Synopses & Reviews
In her debut poetry collection, Ordinary Cruelty, Amber Flame spells out rituals in everyday decisions to hold on or let go. While questioning the role of elder, mentor, mother in the face of losing those figures, Flame details the unrelenting nature of parenthood through the cycles of grief. Her poems exuberantly rejoice in the brown skin of the female body, while soberly acknowledging the societal dangers of claiming such skin as home. Flame takes the reader through a visceral examination of the body's processes of both dying and continuing to live and the joy to be found while we do.
Review
"This is a book to keep close and return to, tender company in a time that wants to tear us apart." Elaina Ellis, Associate Editor at Copper Canyon Press
About the Author
An award-winning writer and performer, Amber Flame is also a singer for multiple musical projects.
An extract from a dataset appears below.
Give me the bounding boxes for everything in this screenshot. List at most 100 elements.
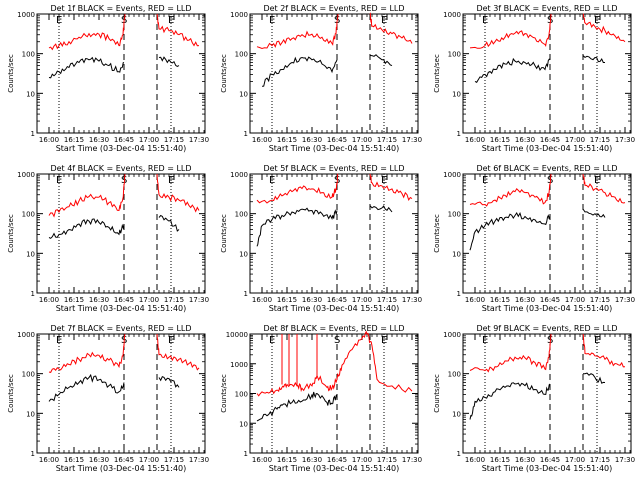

Flame's original work is published and recorded in many diverse arenas, including Def Jam Poetry, Winter Tangerine, The Dialogist, Split This Rock, Jack Straw, Black Heart Magazine, Redivider, and forthcoming from Sundress Publications, harlequin creature, and more. Since moving to the Bay Area, Flame works at an independent media company, This Week in Blackness, as well as a teaching artist for various theater companies and co-produces the Oakland Slam.